As you may already know, the 12.4% payroll on earned income (wages and salary) is responsible for the lion’s share of the revenue collected by Social Security — $944.5 billion of $1.06 trillion in 2019. With Congress at an impasse over a second round of stimulus, President Trump signed an executive order in August allowing payroll taxes to be deferred between Sept. 1, 2020, and Dec. 31, 2020, for workers earning up to $104,000. This was done to temporarily increase workers’ take-home pay while they navigate their way through the coronavirus disease 2019 (COVID-19)-induced recession.
Although not all states or businesses opted into this four-month payroll tax deferral, 2021 could bring quite the surprise to some working Americans who’ve pocketed a bit extra since the beginning of September. You see, since President Trump’s order is a deferral and not a payroll tax holiday, it requires the deferred payroll tax to be repaid into the program. This means working Americans who accepted this deferral in 2020 will repay what was deferred in 2021. That could certainly come as a shock to seniors who count on their combined wages/salary and benefits to make ends meet.
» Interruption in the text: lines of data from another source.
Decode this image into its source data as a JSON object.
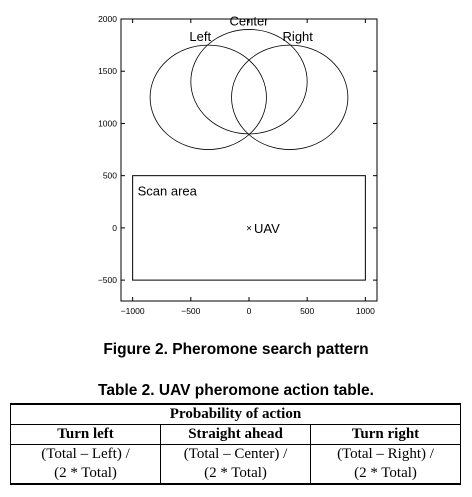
{
  "chart_data": {
    "type": "scatter",
    "title": "",
    "xlabel": "",
    "ylabel": "",
    "xlim": [
      -1100,
      1100
    ],
    "ylim": [
      -700,
      2000
    ],
    "x_ticks": [
      -1000,
      -500,
      0,
      500,
      1000
    ],
    "y_ticks": [
      -500,
      0,
      500,
      1000,
      1500,
      2000
    ],
    "grid": false,
    "circles": [
      {
        "label": "Left",
        "cx": -350,
        "cy": 1250,
        "r": 500
      },
      {
        "label": "Center",
        "cx": 0,
        "cy": 1400,
        "r": 500
      },
      {
        "label": "Right",
        "cx": 350,
        "cy": 1250,
        "r": 500
      }
    ],
    "scan_area": {
      "label": "Scan area",
      "x": [
        -1000,
        1000
      ],
      "y": [
        -500,
        500
      ]
    },
    "points": [
      {
        "label": "UAV",
        "x": 0,
        "y": 0,
        "marker": "×"
      }
    ]
  },
  "figure_caption": "Figure 2. Pheromone search pattern",
  "table": {
    "caption": "Table 2.  UAV pheromone action table.",
    "header_group": "Probability of action",
    "columns": [
      "Turn left",
      "Straight ahead",
      "Turn right"
    ],
    "rows": [
      [
        "(Total – Left) /",
        "(Total – Center) /",
        "(Total – Right) /"
      ],
      [
        "(2 * Total)",
        "(2 * Total)",
        "(2 * Total)"
      ]
    ]
  }
}
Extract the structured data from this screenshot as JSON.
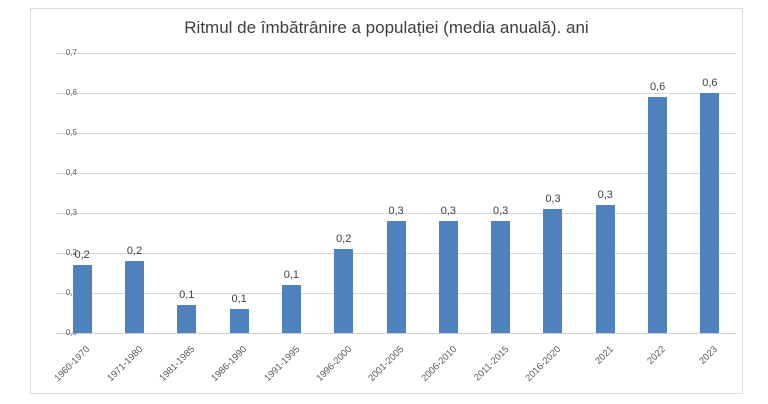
{
  "title": "Ritmul de îmbătrânire a populației (media anuală). ani",
  "colors": {
    "bar": "#4f81bd",
    "gridline": "#d9d9d9",
    "frame_border": "#d9d9d9",
    "title_text": "#3f3f3f",
    "tick_text": "#595959",
    "value_label_text": "#404040"
  },
  "chart_data": {
    "type": "bar",
    "title": "Ritmul de îmbătrânire a populației (media anuală). ani",
    "xlabel": "",
    "ylabel": "",
    "categories": [
      "1960-1970",
      "1971-1980",
      "1981-1985",
      "1986-1990",
      "1991-1995",
      "1996-2000",
      "2001-2005",
      "2006-2010",
      "2011-2015",
      "2016-2020",
      "2021",
      "2022",
      "2023"
    ],
    "values": [
      0.17,
      0.18,
      0.07,
      0.06,
      0.12,
      0.21,
      0.28,
      0.28,
      0.28,
      0.31,
      0.32,
      0.59,
      0.6
    ],
    "value_labels": [
      "0,2",
      "0,2",
      "0,1",
      "0,1",
      "0,1",
      "0,2",
      "0,3",
      "0,3",
      "0,3",
      "0,3",
      "0,3",
      "0,6",
      "0,6"
    ],
    "ylim": [
      0,
      0.7
    ],
    "ytick_step": 0.1,
    "ytick_labels": [
      "0,0",
      "0,1",
      "0,2",
      "0,3",
      "0,4",
      "0,5",
      "0,6",
      "0,7"
    ],
    "grid": true,
    "legend": false,
    "decimal_separator": ","
  }
}
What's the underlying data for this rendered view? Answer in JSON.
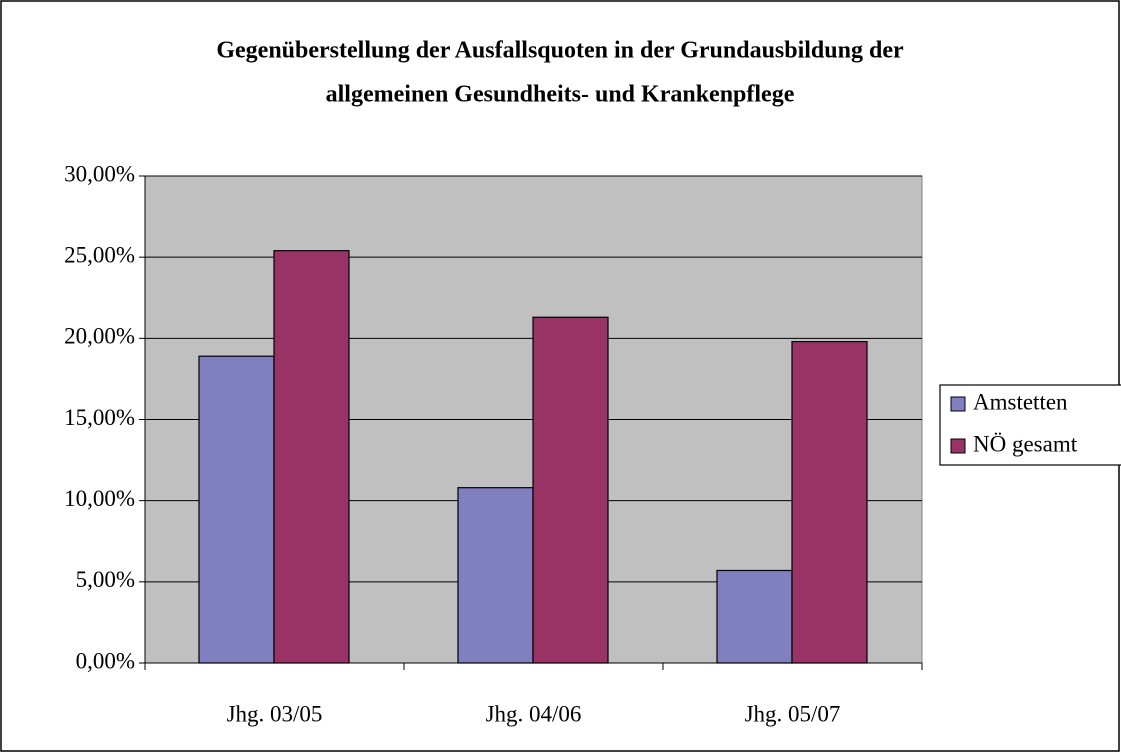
{
  "chart_data": {
    "type": "bar",
    "title": [
      "Gegenüberstellung der Ausfallsquoten in der Grundausbildung der",
      "allgemeinen Gesundheits- und Krankenpflege"
    ],
    "categories": [
      "Jhg. 03/05",
      "Jhg. 04/06",
      "Jhg. 05/07"
    ],
    "series": [
      {
        "name": "Amstetten",
        "color": "#8080c0",
        "values": [
          18.9,
          10.8,
          5.7
        ]
      },
      {
        "name": "NÖ gesamt",
        "color": "#993366",
        "values": [
          25.4,
          21.3,
          19.8
        ]
      }
    ],
    "ylim": [
      0,
      30
    ],
    "yticks": [
      {
        "value": 0,
        "label": "0,00%"
      },
      {
        "value": 5,
        "label": "5,00%"
      },
      {
        "value": 10,
        "label": "10,00%"
      },
      {
        "value": 15,
        "label": "15,00%"
      },
      {
        "value": 20,
        "label": "20,00%"
      },
      {
        "value": 25,
        "label": "25,00%"
      },
      {
        "value": 30,
        "label": "30,00%"
      }
    ],
    "grid": true,
    "legend": "right"
  }
}
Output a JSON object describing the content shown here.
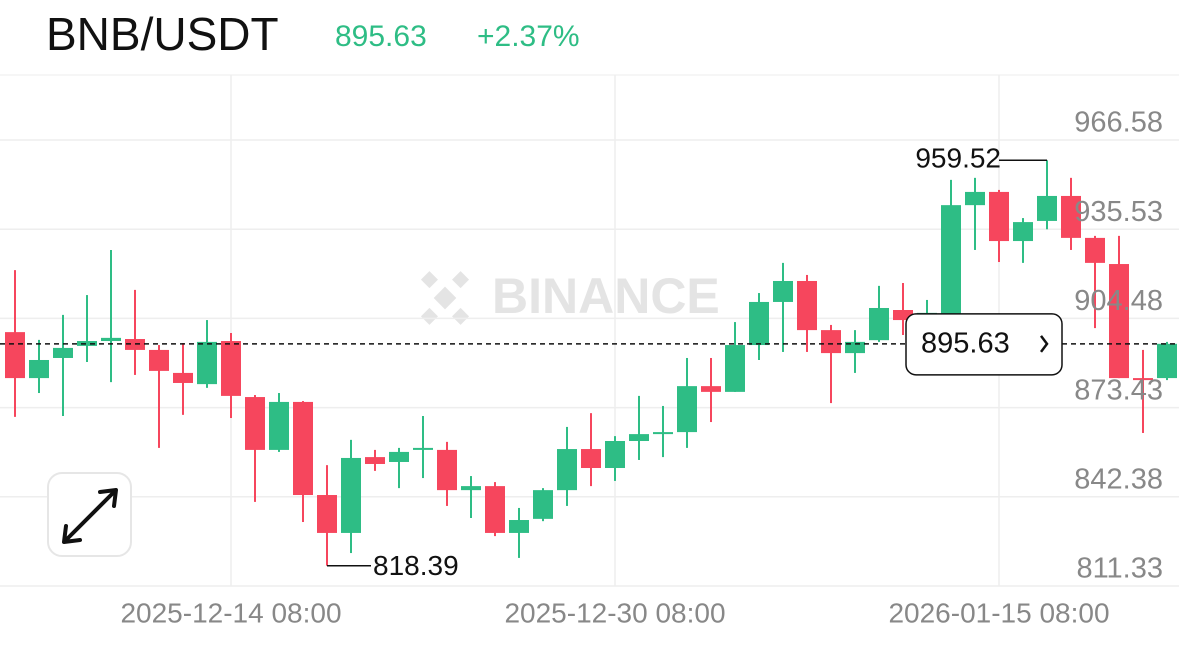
{
  "header": {
    "title": "BNB/USDT",
    "change": "+2.37%"
  },
  "chart_data": {
    "type": "candlestick",
    "watermark": "BINANCE",
    "categories": [
      null,
      null,
      null,
      null,
      null,
      null,
      null,
      null,
      null,
      "2025-12-14 08:00",
      null,
      null,
      null,
      null,
      null,
      null,
      null,
      null,
      null,
      null,
      null,
      null,
      null,
      null,
      null,
      "2025-12-30 08:00",
      null,
      null,
      null,
      null,
      null,
      null,
      null,
      null,
      null,
      null,
      null,
      null,
      null,
      null,
      null,
      "2026-01-15 08:00",
      null,
      null,
      null,
      null,
      null,
      null,
      null
    ],
    "open": [
      899.7,
      883.7,
      890.7,
      894.9,
      896.6,
      897.3,
      893.5,
      885.5,
      881.6,
      896.6,
      877.1,
      858.7,
      875.4,
      843.0,
      829.8,
      856.2,
      854.5,
      858.7,
      858.7,
      844.7,
      846.1,
      829.8,
      834.7,
      844.7,
      859.0,
      852.4,
      861.8,
      864.2,
      864.9,
      880.9,
      878.9,
      895.2,
      910.2,
      917.5,
      900.4,
      892.4,
      896.9,
      907.4,
      903.9,
      905.7,
      943.9,
      948.5,
      931.4,
      938.4,
      947.1,
      932.5,
      923.4,
      883.7,
      883.7
    ],
    "high": [
      921.3,
      897.0,
      905.7,
      912.6,
      928.3,
      914.4,
      895.2,
      895.9,
      903.9,
      899.4,
      877.8,
      878.5,
      875.7,
      853.4,
      862.2,
      858.7,
      859.4,
      870.5,
      861.5,
      849.6,
      847.5,
      838.5,
      845.4,
      866.7,
      871.5,
      863.5,
      877.5,
      874.0,
      890.7,
      890.7,
      903.2,
      913.3,
      923.8,
      919.6,
      902.2,
      900.4,
      915.8,
      916.8,
      910.9,
      952.7,
      953.4,
      949.2,
      939.4,
      959.52,
      953.4,
      933.2,
      933.2,
      893.5,
      896.3
    ],
    "low": [
      870.2,
      878.5,
      870.5,
      889.3,
      882.3,
      884.8,
      859.4,
      870.9,
      880.3,
      869.8,
      840.6,
      858.0,
      833.6,
      818.39,
      822.8,
      851.4,
      845.4,
      848.9,
      839.2,
      835.0,
      828.7,
      821.1,
      833.9,
      839.2,
      846.1,
      847.9,
      855.2,
      856.2,
      859.4,
      868.4,
      878.9,
      890.0,
      892.8,
      892.8,
      875.0,
      885.5,
      896.3,
      898.7,
      899.7,
      900.4,
      928.3,
      924.1,
      923.8,
      935.5,
      928.3,
      901.1,
      883.7,
      864.6,
      883.0
    ],
    "close": [
      883.7,
      890.0,
      894.2,
      896.6,
      897.7,
      893.5,
      886.2,
      882.0,
      896.3,
      877.5,
      858.7,
      875.4,
      843.0,
      829.8,
      855.9,
      853.8,
      858.0,
      859.4,
      844.7,
      846.1,
      829.8,
      834.3,
      844.7,
      859.0,
      852.4,
      861.8,
      864.2,
      864.9,
      880.9,
      878.9,
      895.2,
      910.2,
      917.5,
      900.4,
      892.4,
      896.3,
      908.1,
      903.9,
      906.4,
      943.9,
      948.5,
      931.4,
      938.0,
      947.1,
      932.5,
      923.8,
      883.7,
      883.0,
      895.63
    ],
    "up_color": "#2ebd85",
    "down_color": "#f6465d",
    "last_price": 895.63,
    "high_label": 959.52,
    "low_label": 818.39,
    "ylim": [
      811.33,
      989.2
    ],
    "yticks": [
      811.33,
      842.38,
      873.43,
      904.48,
      935.53,
      966.58
    ],
    "grid": true
  }
}
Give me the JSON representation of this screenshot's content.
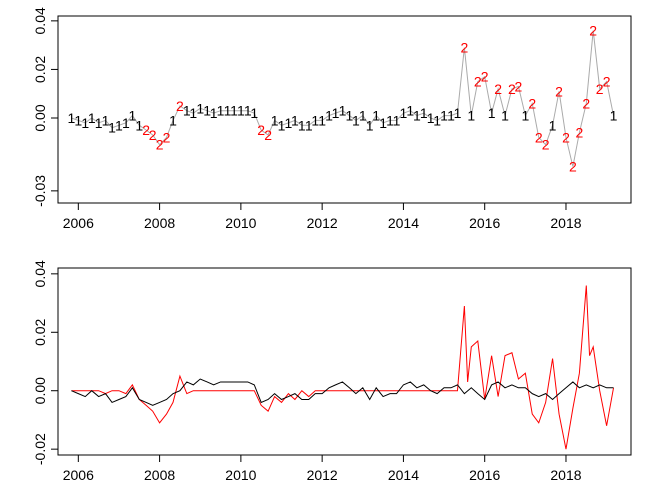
{
  "colors": {
    "series1": "#000000",
    "series2": "#ff0000",
    "guide": "#aaaaaa",
    "frame": "#000000"
  },
  "chart_data": [
    {
      "type": "line",
      "markers": "state-labels",
      "state_labels": [
        "1",
        "2"
      ],
      "x_ticks": [
        "2006",
        "2008",
        "2010",
        "2012",
        "2014",
        "2016",
        "2018"
      ],
      "y_ticks": [
        "-0.03",
        "0.00",
        "0.02",
        "0.04"
      ],
      "xlim": [
        2005.5,
        2019.6
      ],
      "ylim": [
        -0.035,
        0.042
      ],
      "grid": false
    },
    {
      "type": "line",
      "x_ticks": [
        "2006",
        "2008",
        "2010",
        "2012",
        "2014",
        "2016",
        "2018"
      ],
      "y_ticks": [
        "-0.02",
        "0.00",
        "0.02",
        "0.04"
      ],
      "xlim": [
        2005.5,
        2019.6
      ],
      "ylim": [
        -0.022,
        0.042
      ],
      "grid": false,
      "series": [
        {
          "color": "#000000",
          "x": [
            2005.83,
            2006.0,
            2006.17,
            2006.33,
            2006.5,
            2006.67,
            2006.83,
            2007.0,
            2007.17,
            2007.33,
            2007.5,
            2007.67,
            2007.83,
            2008.0,
            2008.17,
            2008.33,
            2008.5,
            2008.67,
            2008.83,
            2009.0,
            2009.17,
            2009.33,
            2009.5,
            2009.67,
            2009.83,
            2010.0,
            2010.17,
            2010.33,
            2010.5,
            2010.67,
            2010.83,
            2011.0,
            2011.17,
            2011.33,
            2011.5,
            2011.67,
            2011.83,
            2012.0,
            2012.17,
            2012.33,
            2012.5,
            2012.67,
            2012.83,
            2013.0,
            2013.17,
            2013.33,
            2013.5,
            2013.67,
            2013.83,
            2014.0,
            2014.17,
            2014.33,
            2014.5,
            2014.67,
            2014.83,
            2015.0,
            2015.17,
            2015.33,
            2015.5,
            2015.67,
            2015.83,
            2016.0,
            2016.17,
            2016.33,
            2016.5,
            2016.67,
            2016.83,
            2017.0,
            2017.17,
            2017.33,
            2017.5,
            2017.67,
            2017.83,
            2018.0,
            2018.17,
            2018.33,
            2018.5,
            2018.67,
            2018.83,
            2019.0,
            2019.17
          ],
          "y": [
            0.0,
            -0.001,
            -0.002,
            0.0,
            -0.002,
            -0.001,
            -0.004,
            -0.003,
            -0.002,
            0.001,
            -0.003,
            -0.004,
            -0.005,
            -0.004,
            -0.003,
            -0.001,
            0.0,
            0.003,
            0.002,
            0.004,
            0.003,
            0.002,
            0.003,
            0.003,
            0.003,
            0.003,
            0.003,
            0.002,
            -0.004,
            -0.003,
            -0.001,
            -0.003,
            -0.002,
            -0.001,
            -0.003,
            -0.003,
            -0.001,
            -0.001,
            0.001,
            0.002,
            0.003,
            0.001,
            -0.001,
            0.001,
            -0.003,
            0.001,
            -0.002,
            -0.001,
            -0.001,
            0.002,
            0.003,
            0.001,
            0.002,
            0.0,
            -0.001,
            0.001,
            0.001,
            0.002,
            -0.001,
            0.001,
            -0.001,
            -0.003,
            0.002,
            0.003,
            0.001,
            0.002,
            0.001,
            0.001,
            -0.001,
            -0.002,
            -0.001,
            -0.003,
            -0.001,
            0.001,
            0.003,
            0.001,
            0.002,
            0.001,
            0.002,
            0.001,
            0.001
          ]
        },
        {
          "color": "#ff0000",
          "x": [
            2005.83,
            2006.0,
            2006.17,
            2006.33,
            2006.5,
            2006.67,
            2006.83,
            2007.0,
            2007.17,
            2007.33,
            2007.5,
            2007.67,
            2007.83,
            2008.0,
            2008.17,
            2008.33,
            2008.5,
            2008.67,
            2008.83,
            2009.0,
            2009.17,
            2009.33,
            2009.5,
            2009.67,
            2009.83,
            2010.0,
            2010.17,
            2010.33,
            2010.5,
            2010.67,
            2010.83,
            2011.0,
            2011.17,
            2011.33,
            2011.5,
            2011.67,
            2011.83,
            2012.0,
            2012.17,
            2012.33,
            2012.5,
            2012.67,
            2012.83,
            2013.0,
            2013.17,
            2013.33,
            2013.5,
            2013.67,
            2013.83,
            2014.0,
            2014.17,
            2014.33,
            2014.5,
            2014.67,
            2014.83,
            2015.0,
            2015.17,
            2015.33,
            2015.5,
            2015.58,
            2015.67,
            2015.83,
            2016.0,
            2016.17,
            2016.33,
            2016.5,
            2016.67,
            2016.83,
            2017.0,
            2017.17,
            2017.33,
            2017.5,
            2017.67,
            2017.83,
            2018.0,
            2018.17,
            2018.33,
            2018.5,
            2018.58,
            2018.67,
            2018.83,
            2019.0,
            2019.17
          ],
          "y": [
            0.0,
            0.0,
            0.0,
            0.0,
            0.0,
            -0.001,
            0.0,
            0.0,
            -0.001,
            0.002,
            -0.003,
            -0.005,
            -0.007,
            -0.011,
            -0.008,
            -0.004,
            0.005,
            -0.001,
            0.0,
            0.0,
            0.0,
            0.0,
            0.0,
            0.0,
            0.0,
            0.0,
            0.0,
            0.0,
            -0.005,
            -0.007,
            -0.002,
            -0.004,
            -0.001,
            -0.003,
            0.0,
            -0.002,
            0.0,
            0.0,
            0.0,
            0.0,
            0.0,
            0.0,
            0.0,
            0.0,
            0.0,
            0.0,
            0.0,
            0.0,
            0.0,
            0.0,
            0.0,
            0.0,
            0.0,
            0.0,
            0.0,
            0.0,
            0.0,
            0.0,
            0.029,
            0.003,
            0.015,
            0.017,
            -0.003,
            0.012,
            -0.002,
            0.012,
            0.013,
            0.004,
            0.006,
            -0.008,
            -0.011,
            -0.004,
            0.011,
            -0.008,
            -0.02,
            -0.006,
            0.006,
            0.036,
            0.012,
            0.015,
            0.0,
            -0.012,
            0.001
          ]
        }
      ]
    }
  ]
}
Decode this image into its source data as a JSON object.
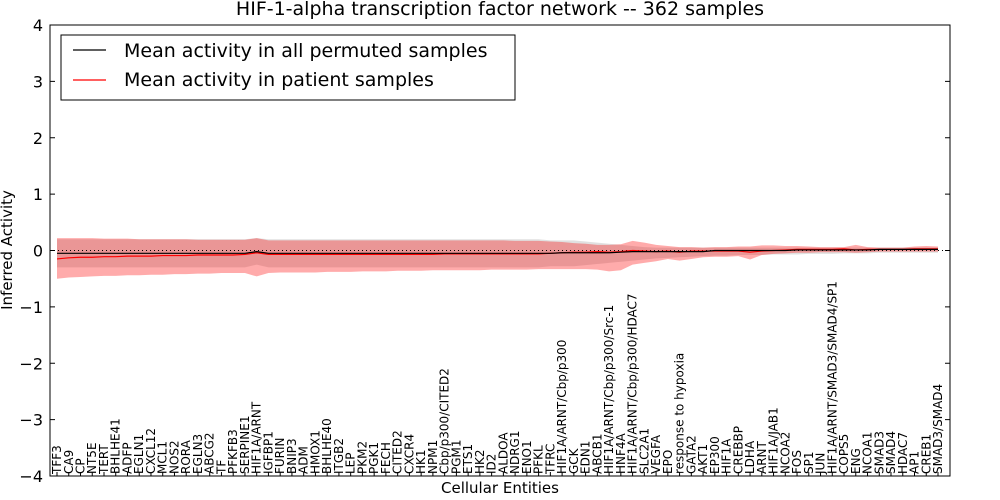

High earners could owe more
High-earning workers who are collecting Social Security benefits might also be required to open their wallets a bit wider in the upcoming year.
The aforementioned payroll tax is applicable in 2020 on earned income ranging between $0.01 and $137,700. Since 94% of working Americans will make less than $137,700 this year, they’ll be paying into Social Security on every dollar they earn. Meanwhile, earned income above $137,700 is exempt from the payroll tax.
In 2021, this payroll tax earnings cap is increasing by $5,100 to $142,800. Though it’ll have no impact on the 94% of working Americans who won’t reach this cap, it’ll require high earners to pay up to an additional $632.40 next year (assuming they’re self-employed).